- Green Bay Packers quarterback Aaron Rodgers credits ayahuasca as “the best season” of his career.
- Rodgers, a four-time NFL MVP, said the drug helped him love himself and his teammates, unconditionally.
- Ayahuasca, an ancient hallucinogenic brew, shows promise for the treatment of mental illnesses.
Aaron Rodgers credits the psychedelic drug ayahuasca with “the best season” of his career.
In a podcast interview hosted by wellness guru Aubrey Marcus, the 38-year-old Green Bay Packers quarterback said ayahuasca, an ancient herbal hallucinogenic drink, helped him to “see how to love yourself unconditionally”.
“Only in this unconditional self-love can I truly be able to love others unconditionally. And what better way to work on my sanity than to have an experience like this?” he said.
Rodgers, who won his fourth NFL MVP award in 2021, said his newfound self-esteem translates into stronger relationships with teammates and, therefore, better football. “I really feel like this experience paved the way for me to have the best season of my career,” he said.
“The greatest gift I can give my teammates, in my opinion, is to be able to show up and be someone who can show them unconditional love,” he added. “I mean obviously it’s important that I play well and show up and lead and all that. They won’t care what you say until they know how good you are. care.”

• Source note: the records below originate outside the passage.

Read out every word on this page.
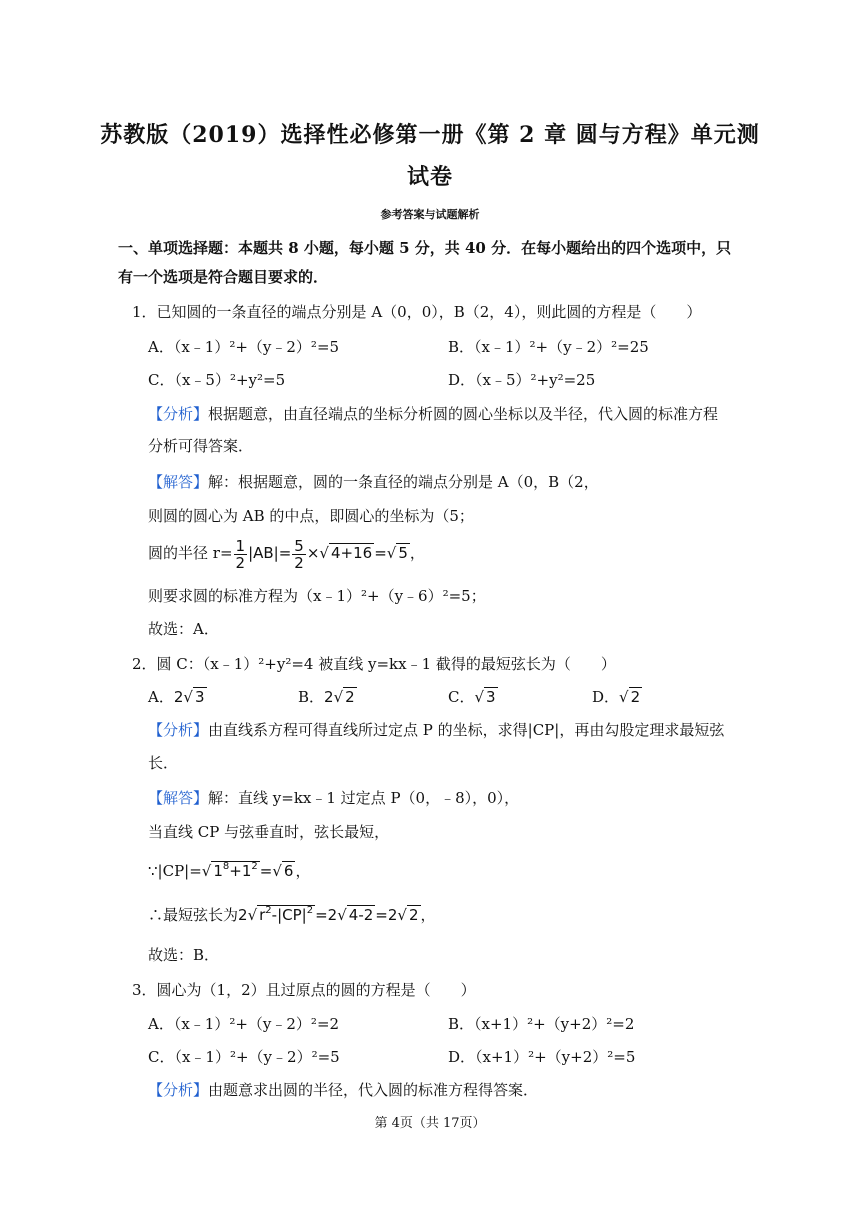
苏教版（2019）选择性必修第一册《第 2 章 圆与方程》单元测
试卷
参考答案与试题解析
一、单项选择题：本题共 8 小题，每小题 5 分，共 40 分．在每小题给出的四个选项中，只
有一个选项是符合题目要求的．
1．已知圆的一条直径的端点分别是 A（0，0），B（2，4），则此圆的方程是（　　）
A．（x﹣1）²+（y﹣2）²=5	B．（x﹣1）²+（y﹣2）²=25
C．（x﹣5）²+y²=5	D．（x﹣5）²+y²=25
【分析】根据题意，由直径端点的坐标分析圆的圆心坐标以及半径，代入圆的标准方程
分析可得答案．
【解答】解：根据题意，圆的一条直径的端点分别是 A（0，B（2，
则圆的圆心为 AB 的中点，即圆心的坐标为（5；
圆的半径 $r= \frac{1}{2} |AB|= \frac{5}{2}$ ×√ 4+16 =√ 5 ，
则要求圆的标准方程为（x﹣1）²+（y﹣6）²=5；
故选：A．
2．圆 C：（x﹣1）²+y²=4 被直线 y=kx﹣1 截得的最短弦长为（　　）
A．2√ 3	B．2√ 2	C．√ 3	D．√ 2
【分析】由直线系方程可得直线所过定点 P 的坐标，求得|CP|，再由勾股定理求最短弦
长．
【解答】解：直线 y=kx﹣1 过定点 P（0，﹣8），0），
当直线 CP 与弦垂直时，弦长最短，
∵|CP|=√ $1^8+1^2$ =√ 6 ，
∴最短弦长为2√ $r^2-|CP|^2 =2√$ 4-2 =2√ 2 ，
故选：B．
3．圆心为（1，2）且过原点的圆的方程是（　　）
A．（x﹣1）²+（y﹣2）²=2	B．（x+1）²+（y+2）²=2
C．（x﹣1）²+（y﹣2）²=5	D．（x+1）²+（y+2）²=5
【分析】由题意求出圆的半径，代入圆的标准方程得答案．
第 4页（共 17页）
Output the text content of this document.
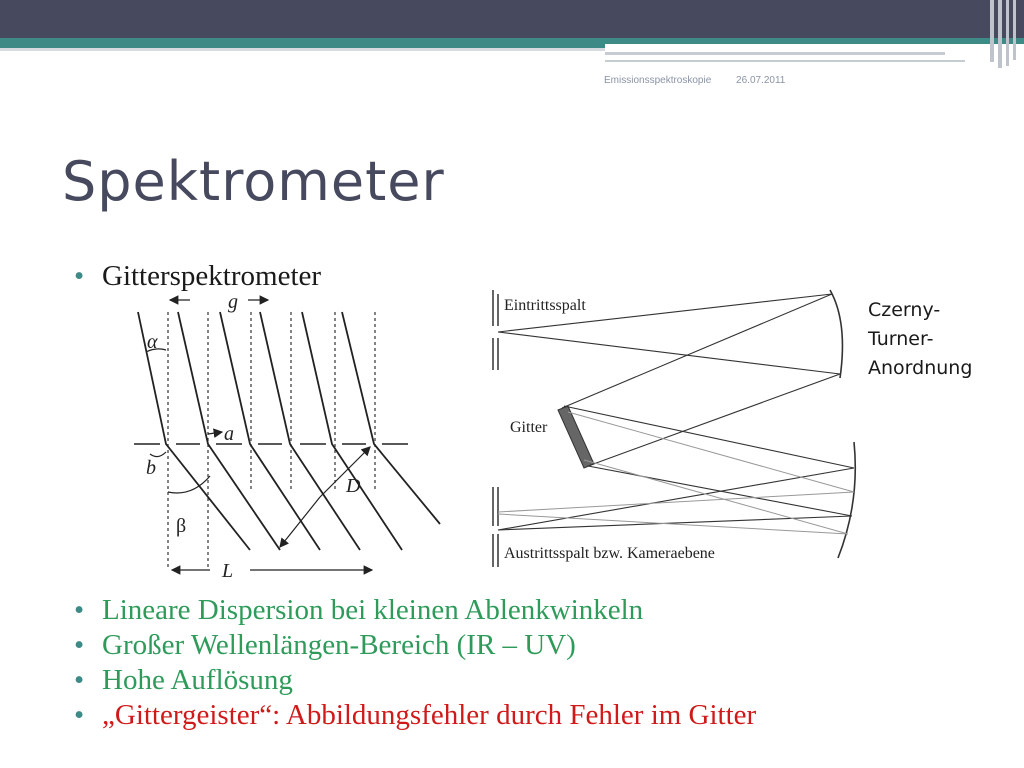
Emissionsspektroskopie 26.07.2011
Spektrometer
• Gitterspektrometer
g
α
a
b
D
β
L
Eintrittsspalt
Austrittsspalt bzw. Kameraebene
Gitter
Czerny-
Turner-
Anordnung
• Lineare Dispersion bei kleinen Ablenkwinkeln
• Großer Wellenlängen-Bereich (IR – UV)
• Hohe Auflösung
• „Gittergeister“: Abbildungsfehler durch Fehler im Gitter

Rodgers has been candid about other alternative and sometimes controversial wellness pursuits.
In February, he talked about trying a 12-day Panchakarma cleanse, which involved butter, laxatives and abstaining from sugar, sex and alcohol, Insider’s Gabby Landsverk previously reported.
Rodgers said it gave him a sense of gratitude and helped relieve stress, but dieticians don’t necessarily recommend it and Ayurveda experts say short-term commitments to the practice misinterpret its roots.
Psychedelics show promise for treating mental illnesses, but can be risky
For an ayahuasca trip, the vine is boiled with leaves of the chacruna plant, which contains the serotonin-mimicking chemical DMT. Most people vomit shortly after consuming the concoction and then experience vivid hallucinations, Insider’s Andrea Michelson previously reported.
Indigenous tribes have used the drug in spiritual medicine practices for thousands of years, but it has gained traction in recent years as people flock to retreats seeking spiritual enlightenment or relief from mental and physical ailments.
The therapeutic potential of the drug, along with other psychedelics, has also been in the public eye thanks to Michael Pollan’s bestseller “How to Change Your Mind” and the Netflix series of the same name.
A growing body of research suggests that psychedelics have the potential to treat mental health diagnoses, including treatment-resistant depression and PTSD. But there is still limited evidence to support these effects, and trying ayahuasca can be risky – even miserable or deadly – especially if not taken under the guidance of a shaman or doctor. experimented.
Cultural anthropologist Evgenia Fotiou previously told Insider that its potential power is limited by the context in which it is consumed.
“It’s a holistic healing system that addresses body, mind, and spirit, and usually ayahuasca is just part of a larger system,” he said. she declared. “So it’s not a panacea. It’s not the only thing that’s going to fix everything.”